A floating resort designed by EDSA helps preserve fragile coastal terrain in the Yucatán.
By Scott Sowers
At the Etéreo beach resort on Mexico’s Yucatán Peninsula, the typical vacation experience is transformed into a floating holiday amid a carpet of pygmy mangroves. Pathways to the resort’s pools, restaurants, and beaches are rendered as boardwalks constructed of treated hardwood and mounted on timber pilings.
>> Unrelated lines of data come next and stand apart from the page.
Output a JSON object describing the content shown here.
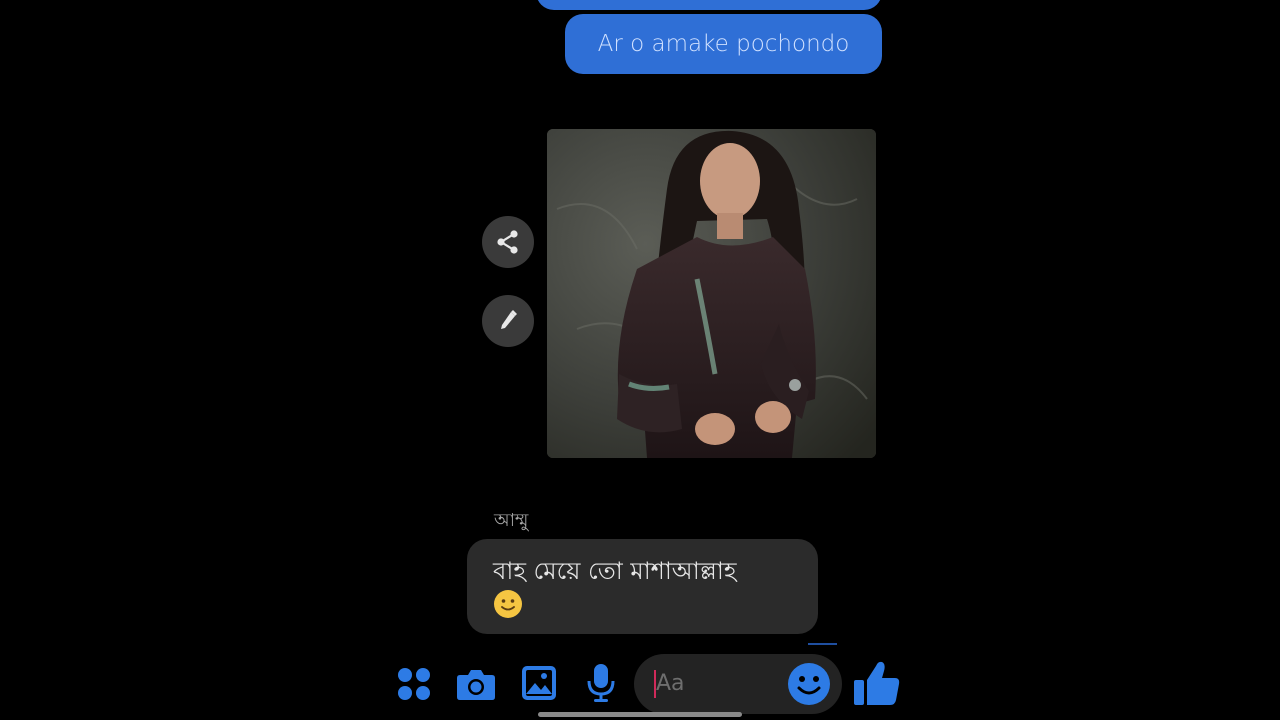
{
  "conversation": {
    "outgoing_messages": [
      {
        "text": "Ar o amake pochondo"
      }
    ],
    "shared_photo": {
      "description": "photo-attachment"
    },
    "photo_actions": {
      "share_icon": "share-icon",
      "edit_icon": "pencil-icon"
    },
    "incoming": {
      "sender": "আম্মু",
      "text": "বাহ মেয়ে তো মাশাআল্লাহ",
      "emoji": "slightly-smiling-face"
    }
  },
  "composer": {
    "placeholder": "Aa",
    "icons": [
      "grid-icon",
      "camera-icon",
      "image-icon",
      "microphone-icon",
      "emoji-icon",
      "thumbs-up-icon"
    ]
  },
  "colors": {
    "accent": "#2f6fd6",
    "icon_blue": "#2d7be5",
    "background": "#000000",
    "incoming_bubble": "#2b2b2b"
  }
}
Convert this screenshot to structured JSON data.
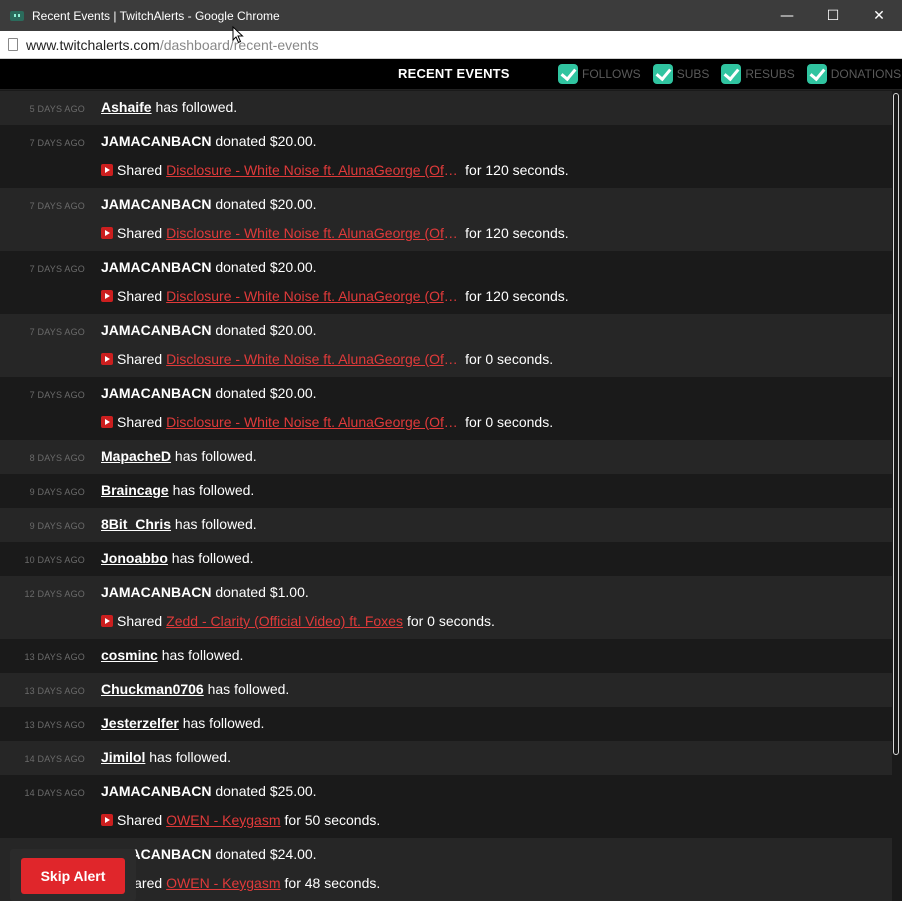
{
  "window": {
    "title": "Recent Events | TwitchAlerts - Google Chrome",
    "minimize": "—",
    "maximize": "☐",
    "close": "✕"
  },
  "address_bar": {
    "domain": "www.twitchalerts.com",
    "path": "/dashboard/recent-events"
  },
  "header": {
    "title": "RECENT EVENTS",
    "filters": [
      {
        "label": "FOLLOWS",
        "checked": true
      },
      {
        "label": "SUBS",
        "checked": true
      },
      {
        "label": "RESUBS",
        "checked": true
      },
      {
        "label": "DONATIONS",
        "checked": true
      }
    ]
  },
  "events": [
    {
      "time": "5 DAYS AGO",
      "user": "Ashaife",
      "action": " has followed."
    },
    {
      "time": "7 DAYS AGO",
      "donor": "JAMACANBACN",
      "amount_text": " donated $20.00.",
      "shared": "Shared",
      "song": "Disclosure - White Noise ft. AlunaGeorge (Official Video)",
      "duration": "for 120 seconds."
    },
    {
      "time": "7 DAYS AGO",
      "donor": "JAMACANBACN",
      "amount_text": " donated $20.00.",
      "shared": "Shared",
      "song": "Disclosure - White Noise ft. AlunaGeorge (Official Video)",
      "duration": "for 120 seconds."
    },
    {
      "time": "7 DAYS AGO",
      "donor": "JAMACANBACN",
      "amount_text": " donated $20.00.",
      "shared": "Shared",
      "song": "Disclosure - White Noise ft. AlunaGeorge (Official Video)",
      "duration": "for 120 seconds."
    },
    {
      "time": "7 DAYS AGO",
      "donor": "JAMACANBACN",
      "amount_text": " donated $20.00.",
      "shared": "Shared",
      "song": "Disclosure - White Noise ft. AlunaGeorge (Official Video)",
      "duration": "for 0 seconds."
    },
    {
      "time": "7 DAYS AGO",
      "donor": "JAMACANBACN",
      "amount_text": " donated $20.00.",
      "shared": "Shared",
      "song": "Disclosure - White Noise ft. AlunaGeorge (Official Video)",
      "duration": "for 0 seconds."
    },
    {
      "time": "8 DAYS AGO",
      "user": "MapacheD",
      "action": " has followed."
    },
    {
      "time": "9 DAYS AGO",
      "user": "Braincage",
      "action": " has followed."
    },
    {
      "time": "9 DAYS AGO",
      "user": "8Bit_Chris",
      "action": " has followed."
    },
    {
      "time": "10 DAYS AGO",
      "user": "Jonoabbo",
      "action": " has followed."
    },
    {
      "time": "12 DAYS AGO",
      "donor": "JAMACANBACN",
      "amount_text": " donated $1.00.",
      "shared": "Shared",
      "song": "Zedd - Clarity (Official Video) ft. Foxes",
      "duration": "for 0 seconds."
    },
    {
      "time": "13 DAYS AGO",
      "user": "cosminc",
      "action": " has followed."
    },
    {
      "time": "13 DAYS AGO",
      "user": "Chuckman0706",
      "action": " has followed."
    },
    {
      "time": "13 DAYS AGO",
      "user": "Jesterzelfer",
      "action": " has followed."
    },
    {
      "time": "14 DAYS AGO",
      "user": "Jimilol",
      "action": " has followed."
    },
    {
      "time": "14 DAYS AGO",
      "donor": "JAMACANBACN",
      "amount_text": " donated $25.00.",
      "shared": "Shared",
      "song": "OWEN - Keygasm",
      "duration": "for 50 seconds."
    },
    {
      "time": "",
      "donor": "JAMACANBACN",
      "amount_text": " donated $24.00.",
      "shared": "Shared",
      "song": "OWEN - Keygasm",
      "duration": "for 48 seconds."
    }
  ],
  "skip_alert": "Skip Alert"
}
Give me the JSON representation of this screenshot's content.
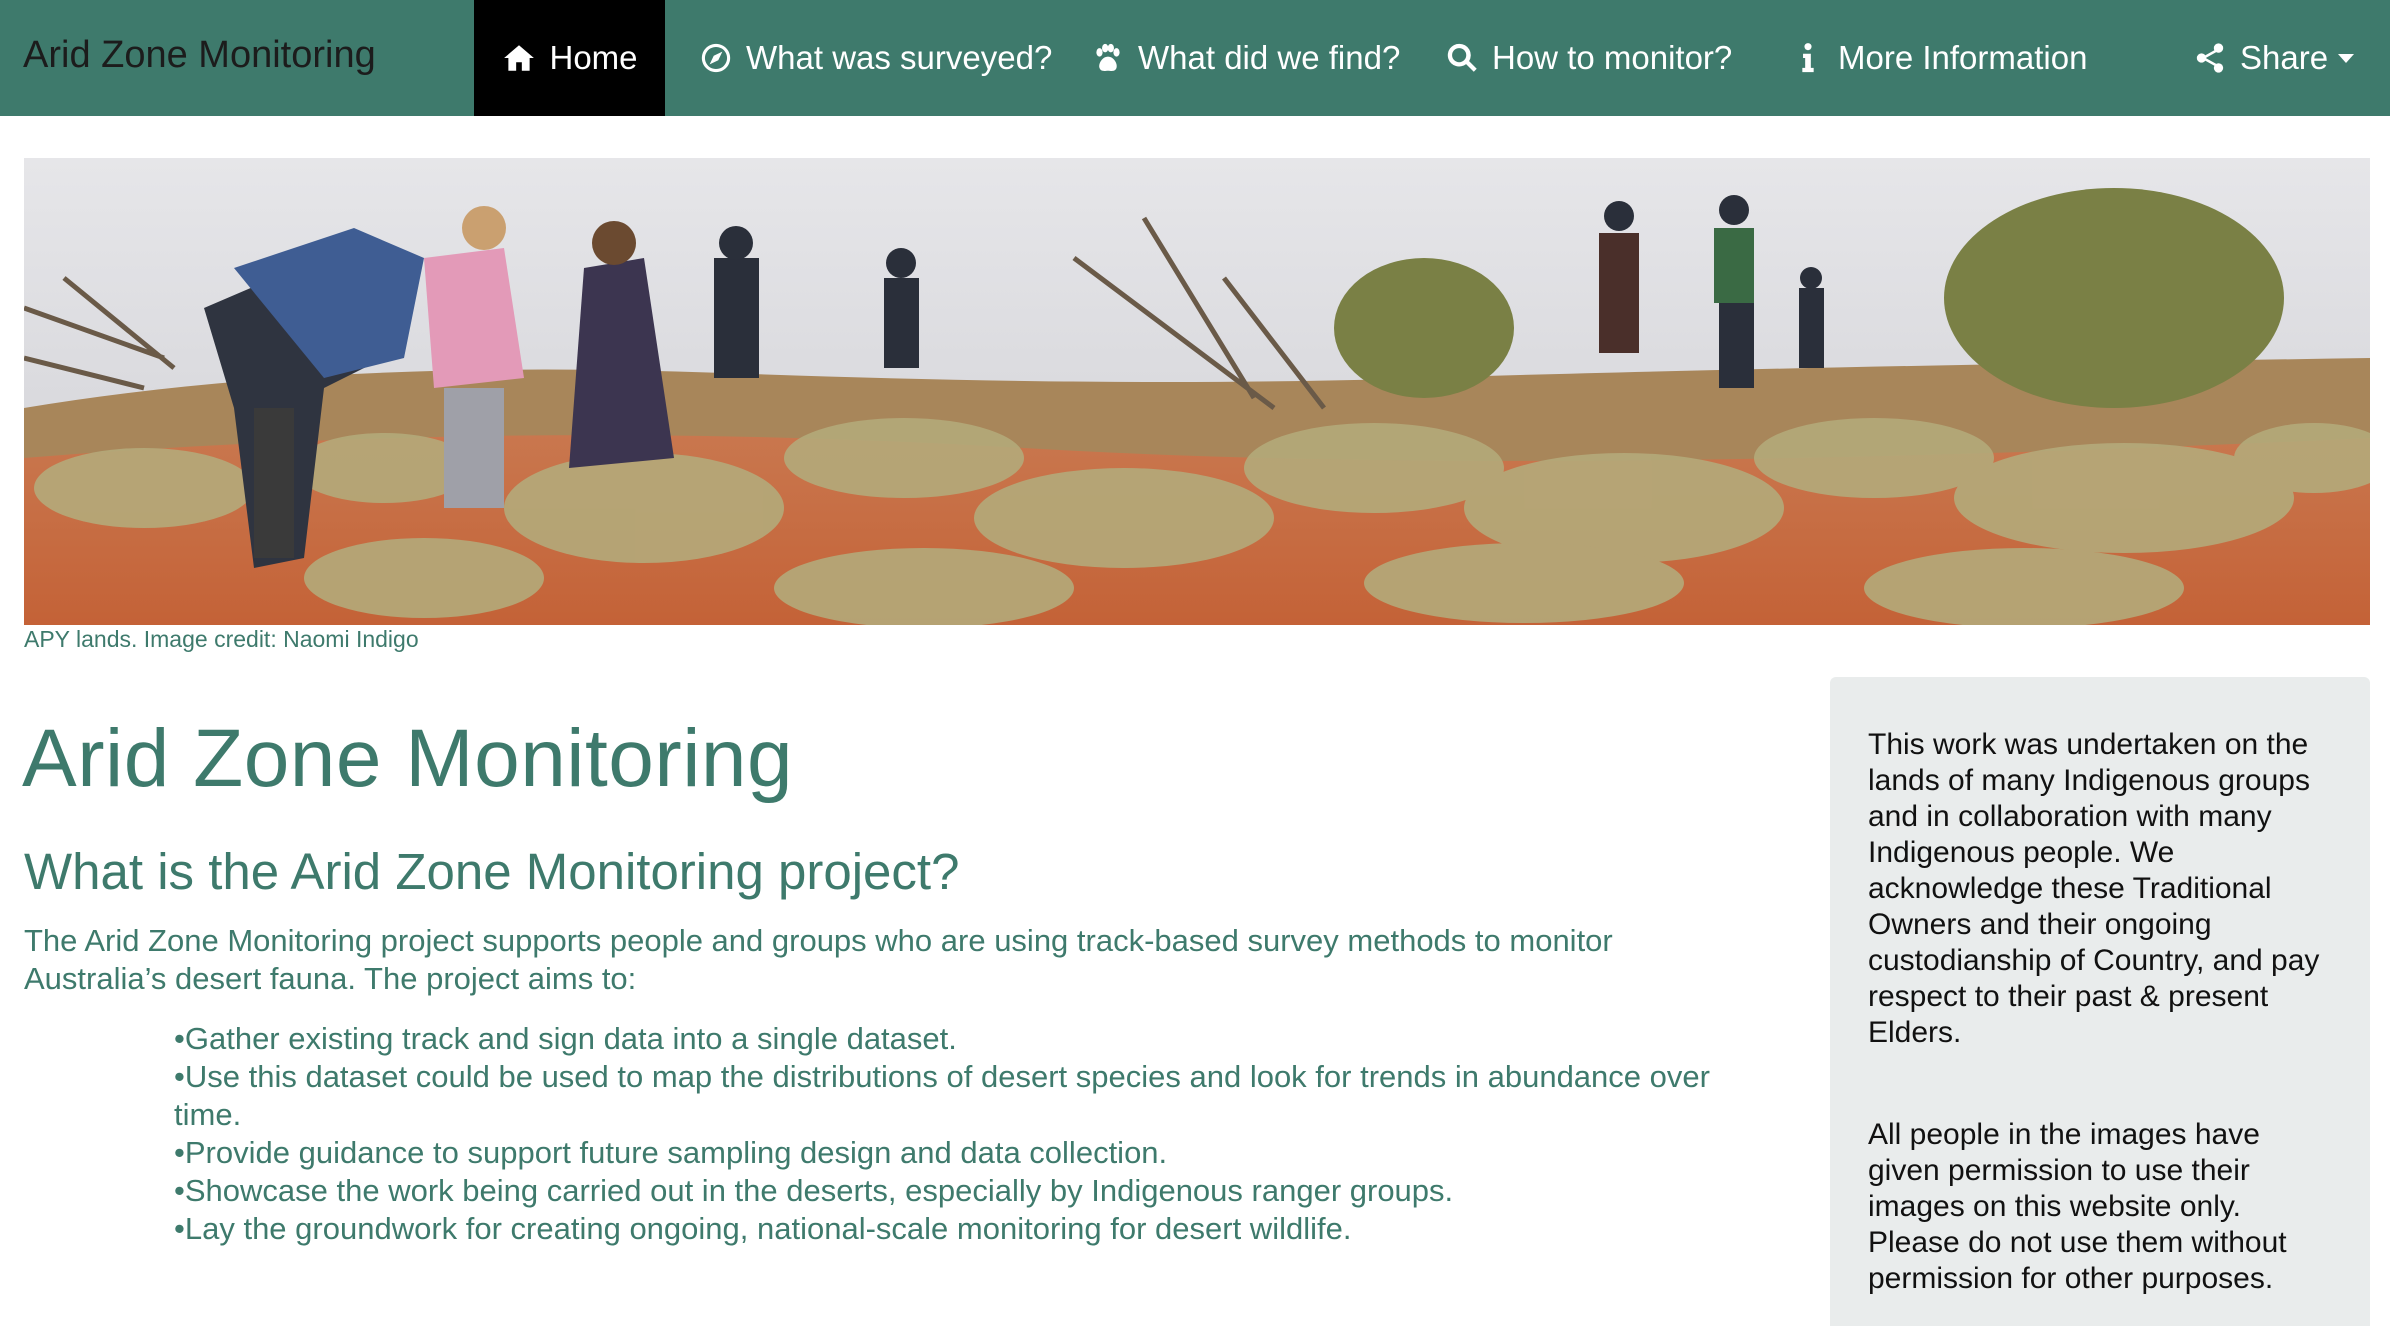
{
  "nav": {
    "brand": "Arid Zone Monitoring",
    "items": [
      {
        "label": "Home",
        "icon": "home-icon",
        "active": true
      },
      {
        "label": "What was surveyed?",
        "icon": "compass-icon"
      },
      {
        "label": "What did we find?",
        "icon": "paw-icon"
      },
      {
        "label": "How to monitor?",
        "icon": "search-icon"
      },
      {
        "label": "More Information",
        "icon": "info-icon"
      },
      {
        "label": "Share",
        "icon": "share-icon"
      }
    ],
    "colors": {
      "bar": "#3e7a6c",
      "active": "#000000"
    }
  },
  "banner": {
    "caption": "APY lands. Image credit: Naomi Indigo"
  },
  "main": {
    "title": "Arid Zone Monitoring",
    "subtitle": "What is the Arid Zone Monitoring project?",
    "intro": "The Arid Zone Monitoring project supports people and groups who are using track-based survey methods to monitor Australia’s desert fauna. The project aims to:",
    "aims": [
      "Gather existing track and sign data into a single dataset.",
      "Use this dataset could be used to map the distributions of desert species and look for trends in abundance over time.",
      "Provide guidance to support future sampling design and data collection.",
      "Showcase the work being carried out in the deserts, especially by Indigenous ranger groups.",
      "Lay the groundwork for creating ongoing, national-scale monitoring for desert wildlife."
    ]
  },
  "sidebar": {
    "acknowledgement": "This work was undertaken on the lands of many Indigenous groups and in collaboration with many Indigenous people. We acknowledge these Traditional Owners and their ongoing custodianship of Country, and pay respect to their past & present Elders.",
    "permission": "All people in the images have given permission to use their images on this website only. Please do not use them without permission for other purposes."
  }
}
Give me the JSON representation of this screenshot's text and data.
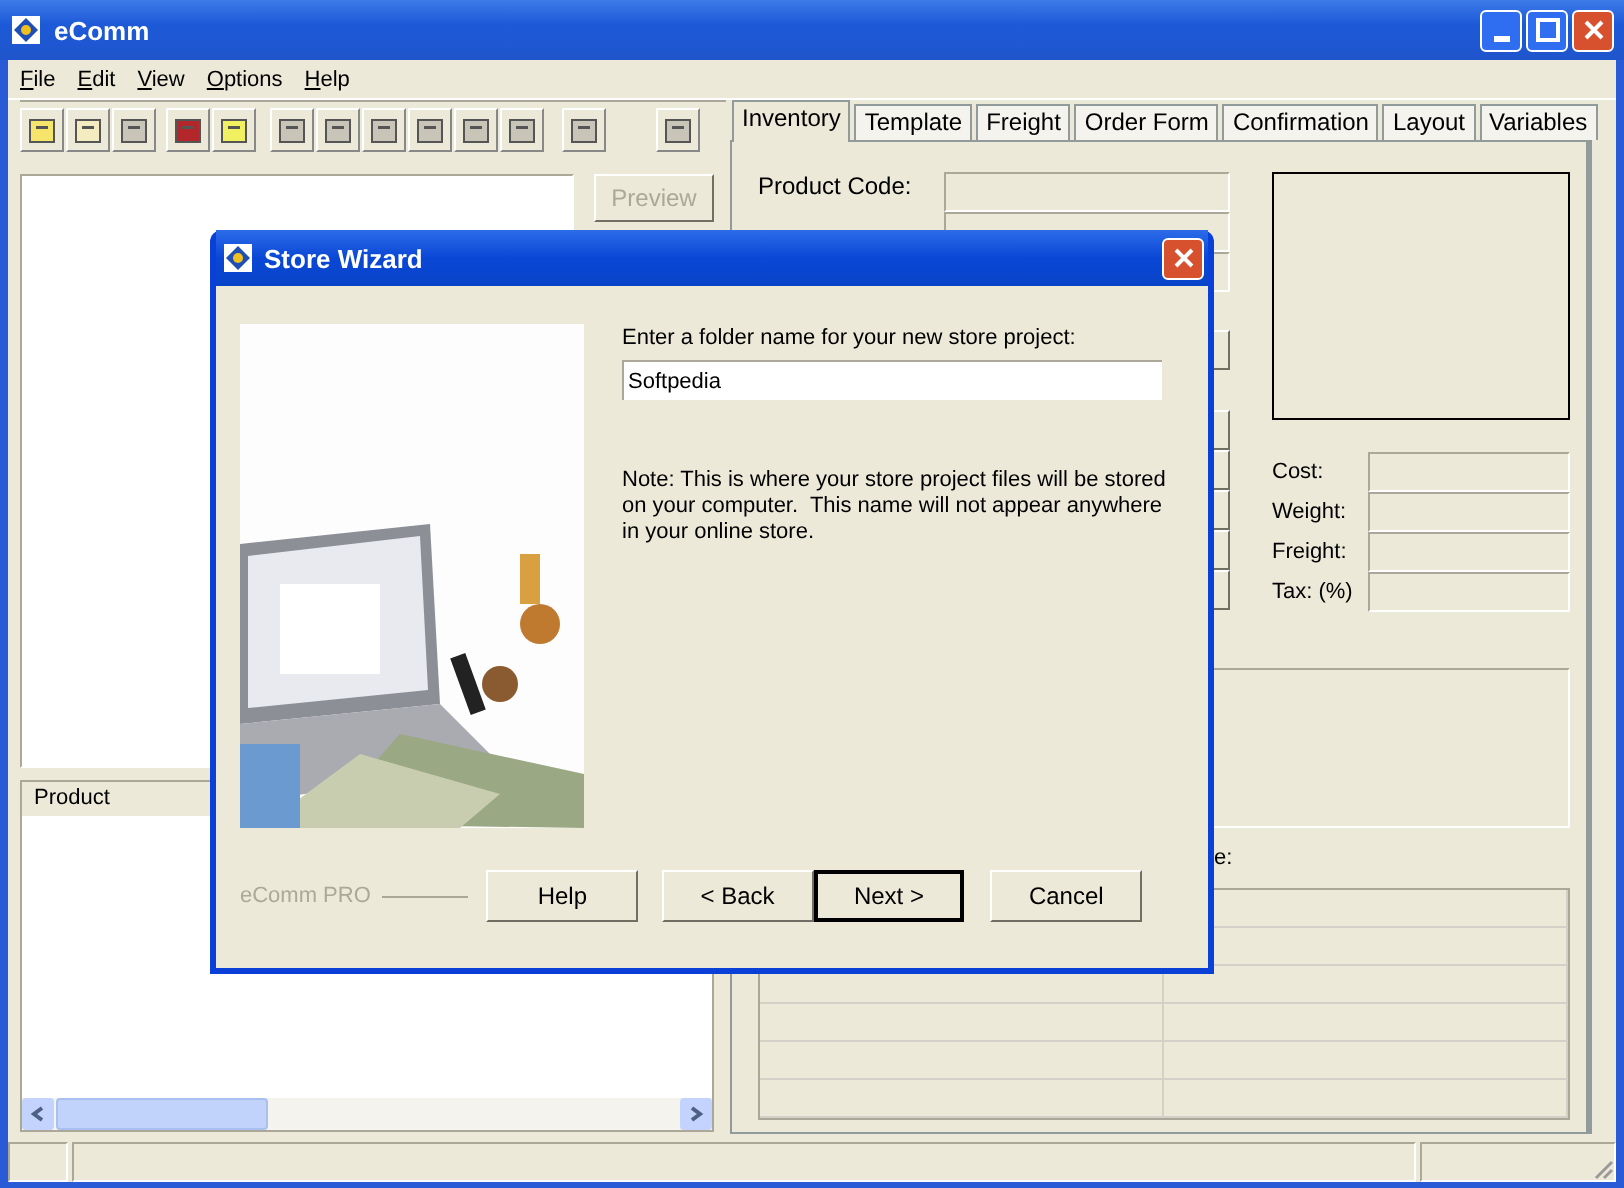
{
  "window": {
    "title": "eComm"
  },
  "menu": [
    {
      "label": "File"
    },
    {
      "label": "Edit"
    },
    {
      "label": "View"
    },
    {
      "label": "Options"
    },
    {
      "label": "Help"
    }
  ],
  "preview_button": {
    "label": "Preview",
    "disabled": true
  },
  "product_list": {
    "column": "Product"
  },
  "tabs": [
    {
      "label": "Inventory",
      "selected": true
    },
    {
      "label": "Template",
      "selected": false
    },
    {
      "label": "Freight",
      "selected": false
    },
    {
      "label": "Order Form",
      "selected": false
    },
    {
      "label": "Confirmation",
      "selected": false
    },
    {
      "label": "Layout",
      "selected": false
    },
    {
      "label": "Variables",
      "selected": false
    }
  ],
  "inventory": {
    "product_code_label": "Product Code:",
    "pricing": [
      {
        "label": "Cost:"
      },
      {
        "label": "Weight:"
      },
      {
        "label": "Freight:"
      },
      {
        "label": "Tax: (%)"
      }
    ],
    "partial_label": "e:"
  },
  "dialog": {
    "title": "Store Wizard",
    "prompt": "Enter a folder name for your new store project:",
    "folder_name": "Softpedia",
    "note": "Note: This is where your store project files will be stored on your computer.  This name will not appear anywhere in your online store.",
    "brand": "eComm PRO",
    "buttons": [
      {
        "label": "Help",
        "default": false
      },
      {
        "label": "< Back",
        "default": false
      },
      {
        "label": "Next >",
        "default": true
      },
      {
        "label": "Cancel",
        "default": false
      }
    ]
  }
}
The walkways serve as a staging ground for nature walks and photographic safaris. “The boardwalks feel like they’re floating in the mangroves,” says Devon King, a landscape architect and vice president at EDSA, which led the site’s design. “We wanted to create an ethereal journey and make the walk from the hotel to the beach with moments of discovery, seating areas, and educational moments that made people slow down.”
The immersive nature of the hotel is a direct response to a drawn-out environmental battle that started in the early 2000s and lasted until a modified plan was approved in 2018. Located roughly 40 miles south of Cancún along the Riviera Maya, the hotel, which opened in December 2021, was developed by GIM Desarrollos. The original design concept for the coastal, 25-acre site included clearing the pygmy mangrove trees. But research conducted by the Center for Research and Advanced Studies of the National Polytechnic Institute (CINVESTAV-IPN) in Yucatán helped encourage low-impact development while preserving the natural environment.
“Biodiversity in mangroves is very high,” explains Jorge Herrera-Silveira, a professor at CINVESTAV in Mérida. “We have registered white-tailed deer, ocelot, coyotes, jaguar, anteater, 50 species of birds, turtles, lizards, and countless species of fish and insects.” Mexico has the fourth-largest population of mangroves in the world, and the trees are especially comfortable in the Yucatán. Development has taken a bite out of their habitat, but awareness about blue carbon ecosystems—carbon captured and held by coastal ecosystems—has since slowed deforestation.
Evolving environmental attitudes halted the mangrove clearing at the Etéreo site but also added significant complexity for the design team. “Fast-forward to now and the land is in really odd shapes,” King says. To compensate for a flat, wet, ecologically important site, the design team had to get creative. “We created a single slab that was floating at the level of the mangroves so that the hotel operations could be below,” he explains. This part of the Yucatán also took a direct hit from Hurricane Wilma in 2005, which required dredging, beach restoration, and a new permit to build while preserving the mangroves.
Mexico began working to preserve mangroves in the 1980s, began establishing a climate action plan in 1998, and signed on to the 2015 Paris Agreement. In September 2022, UNESCO launched its mangrove restoration project in Mexico. “The preservation of mangroves in Mexico is important due to the multiple benefits they provide to communities,” says Herrera-Silveira, “mainly in fisheries, recreation, and protection [of] property and wildlife biodiversity.”